«Как всё нескладно… опять же, где Клавдия?» — подумалось Грату.
— Я здесь, дорогой. Вкуси протянутый плод. — Голос жены, прозвучав за спиной, поменял всё.
Кулак наместника с такой силой опустился на подлокотник, что странный набалдашник, похожий на яблоко, треснув, отлетел и покатился к ногам первосвященника. Рот человека в балахоне перекосил ужас.
Римлянин побагровел:
— Да ты грозишь мне?! Волю народа? Свою ли натягиваешь тунику? Вот народ, — рука проконсула указала вниз. — А следует он… за ними! — Наместник перевел руку на подошедших и, медленно повернув голову, посмотрел туда, куда был устремлён взгляд приговоренного. Казалось, сцена совсем того не занимала.
И вдруг Грат, Валерий Грат, проконсул и бывший трибун, услышал громкий голос над притихшей площадью. Свой собственный голос:
— Да ты и впрямь Царь иудейский!
При этих словах старший охраны, который должен был сопровождать обречённого за город, повернулся к Валерию и зарыдал. Грат, с изумлением глядя на него, машинально прикрыл рот ладонью. Оцепеневшая группа в балахонах замерла в растерянности. Сергей оттолкнул первосвященника и бросился к наместнику. Изо всех сил тряся того за плечи, он прокричал:
— Свершилось! Свершилось! Они не смогли! Не смогли!

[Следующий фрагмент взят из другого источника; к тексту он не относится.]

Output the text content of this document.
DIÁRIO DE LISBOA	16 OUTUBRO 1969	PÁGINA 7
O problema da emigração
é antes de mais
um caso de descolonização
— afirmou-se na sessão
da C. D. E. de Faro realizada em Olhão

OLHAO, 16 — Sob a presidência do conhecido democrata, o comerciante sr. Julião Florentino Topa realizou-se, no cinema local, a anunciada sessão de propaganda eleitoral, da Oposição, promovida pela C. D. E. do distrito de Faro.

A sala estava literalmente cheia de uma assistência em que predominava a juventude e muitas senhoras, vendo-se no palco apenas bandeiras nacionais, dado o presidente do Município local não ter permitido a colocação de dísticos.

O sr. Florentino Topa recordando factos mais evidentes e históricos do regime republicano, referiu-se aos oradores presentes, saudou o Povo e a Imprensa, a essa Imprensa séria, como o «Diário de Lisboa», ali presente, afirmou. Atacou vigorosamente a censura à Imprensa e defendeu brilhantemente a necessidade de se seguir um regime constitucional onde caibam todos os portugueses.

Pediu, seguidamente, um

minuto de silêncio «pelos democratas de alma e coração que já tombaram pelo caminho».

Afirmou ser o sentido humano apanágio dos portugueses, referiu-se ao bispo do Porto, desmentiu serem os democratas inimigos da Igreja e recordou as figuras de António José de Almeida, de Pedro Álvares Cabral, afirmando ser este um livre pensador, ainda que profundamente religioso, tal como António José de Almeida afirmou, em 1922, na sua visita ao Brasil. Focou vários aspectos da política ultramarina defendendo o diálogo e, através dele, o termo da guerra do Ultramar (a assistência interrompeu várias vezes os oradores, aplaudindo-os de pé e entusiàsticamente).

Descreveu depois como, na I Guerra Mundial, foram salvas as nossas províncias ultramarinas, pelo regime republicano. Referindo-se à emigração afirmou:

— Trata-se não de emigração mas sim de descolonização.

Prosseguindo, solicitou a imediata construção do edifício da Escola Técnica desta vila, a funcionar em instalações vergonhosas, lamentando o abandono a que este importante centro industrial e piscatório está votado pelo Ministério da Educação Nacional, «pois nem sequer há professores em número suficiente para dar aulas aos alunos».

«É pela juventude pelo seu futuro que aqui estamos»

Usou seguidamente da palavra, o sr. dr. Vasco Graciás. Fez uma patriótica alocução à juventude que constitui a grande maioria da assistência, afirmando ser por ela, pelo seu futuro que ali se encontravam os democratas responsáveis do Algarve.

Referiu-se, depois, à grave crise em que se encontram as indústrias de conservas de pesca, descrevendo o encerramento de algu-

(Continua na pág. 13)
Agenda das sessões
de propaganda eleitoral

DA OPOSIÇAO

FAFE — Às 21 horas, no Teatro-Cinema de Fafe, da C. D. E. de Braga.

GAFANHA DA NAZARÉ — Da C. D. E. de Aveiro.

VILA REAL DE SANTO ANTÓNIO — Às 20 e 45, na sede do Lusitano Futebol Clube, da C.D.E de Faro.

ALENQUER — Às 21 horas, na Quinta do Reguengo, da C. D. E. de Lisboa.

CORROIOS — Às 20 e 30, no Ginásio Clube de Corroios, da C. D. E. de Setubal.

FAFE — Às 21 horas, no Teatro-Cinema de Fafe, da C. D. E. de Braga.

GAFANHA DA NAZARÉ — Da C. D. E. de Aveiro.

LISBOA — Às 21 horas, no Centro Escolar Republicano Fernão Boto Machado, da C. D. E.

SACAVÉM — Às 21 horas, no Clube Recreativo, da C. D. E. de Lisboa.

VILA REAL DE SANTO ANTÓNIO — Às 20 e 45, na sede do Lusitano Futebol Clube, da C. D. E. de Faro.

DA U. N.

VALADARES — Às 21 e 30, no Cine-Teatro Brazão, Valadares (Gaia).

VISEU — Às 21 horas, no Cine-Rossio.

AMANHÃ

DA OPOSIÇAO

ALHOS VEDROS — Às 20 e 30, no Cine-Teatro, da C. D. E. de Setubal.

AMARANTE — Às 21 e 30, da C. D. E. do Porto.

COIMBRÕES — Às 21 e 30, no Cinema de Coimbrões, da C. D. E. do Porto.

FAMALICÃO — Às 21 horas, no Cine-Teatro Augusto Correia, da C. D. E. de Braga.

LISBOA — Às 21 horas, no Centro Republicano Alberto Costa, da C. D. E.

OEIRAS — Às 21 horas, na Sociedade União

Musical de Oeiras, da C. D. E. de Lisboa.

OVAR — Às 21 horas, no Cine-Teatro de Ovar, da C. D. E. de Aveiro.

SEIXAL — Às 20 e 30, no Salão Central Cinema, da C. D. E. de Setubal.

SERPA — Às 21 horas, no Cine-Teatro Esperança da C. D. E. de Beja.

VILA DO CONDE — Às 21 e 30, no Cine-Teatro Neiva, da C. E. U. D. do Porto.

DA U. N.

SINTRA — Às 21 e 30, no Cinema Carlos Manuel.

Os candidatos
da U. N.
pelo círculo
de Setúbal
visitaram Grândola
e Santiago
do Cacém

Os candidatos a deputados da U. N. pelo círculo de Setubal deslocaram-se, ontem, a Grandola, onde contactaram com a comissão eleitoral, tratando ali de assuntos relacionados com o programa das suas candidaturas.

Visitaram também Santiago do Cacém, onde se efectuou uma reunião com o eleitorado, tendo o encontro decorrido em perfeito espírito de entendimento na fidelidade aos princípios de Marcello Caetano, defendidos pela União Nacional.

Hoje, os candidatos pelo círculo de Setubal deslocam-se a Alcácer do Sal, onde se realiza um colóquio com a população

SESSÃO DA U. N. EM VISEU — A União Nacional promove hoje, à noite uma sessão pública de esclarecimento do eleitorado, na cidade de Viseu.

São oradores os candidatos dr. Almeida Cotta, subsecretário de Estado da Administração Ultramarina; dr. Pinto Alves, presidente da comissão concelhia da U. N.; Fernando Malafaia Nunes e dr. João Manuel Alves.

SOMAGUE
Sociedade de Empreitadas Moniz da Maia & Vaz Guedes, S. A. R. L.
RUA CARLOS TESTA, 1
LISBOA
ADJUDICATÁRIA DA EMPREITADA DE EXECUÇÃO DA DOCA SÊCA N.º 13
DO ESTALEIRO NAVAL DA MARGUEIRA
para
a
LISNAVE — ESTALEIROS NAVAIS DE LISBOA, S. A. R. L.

И тут же, отдёрнув руки, посмотрел на ладони — красные вздувающиеся волдыри расползались по ним от ожога. Он обернулся: на глазах изумлённых людей, да и самих служителей храма белый балахон стал уменьшаться в размерах и терять очертания, рассыпаясь в странную красно-синюю пыль. Через мгновение на земле оставалась лишь ящерица. Стряхнув всё ещё падающие останки, она подняла голову, зашипела и тут же исчезла в щели между плит.
Сергей машинально глянул на ладони — они были чисты. И вдруг ощутил ставший знакомым однажды изумительно волшебный привкус. Как будто тысячи благоухающих нектаров, дополняя друг друга сказочными ароматами, разливаясь, приглашали его на самую желанную трапезу под новым небом.
— Мама… — прошептал он, — спасибо, родная…
— Свершилось! Свершилось! — понеслось по площади. — Да здравствует Иисус, царь иудейский!
— Да! Да! Именно так! Свершилось! — раздались выкрики позади наместника. Тот обернулся. Толпа ахнула: у самых стен, только что заслонявших долину, словно гигантский парус дивной красоты, разрезанный пополам, разъезжался в стороны занавес. Из пространства за ним, откуда лился свет, прямо к подиуму направлялась группа мужчин в диковинных одеждах. Впереди всех, опираясь на трость, ковылял низенький старик, поддерживаемый женщиной.
— Хельма! — Сергей протянул руку, обнажив левое запястье, и онемел — цифр не было.
— Это она! Я узнал! Настоящая Божественная комедия! — воскликнул автор «Чайки».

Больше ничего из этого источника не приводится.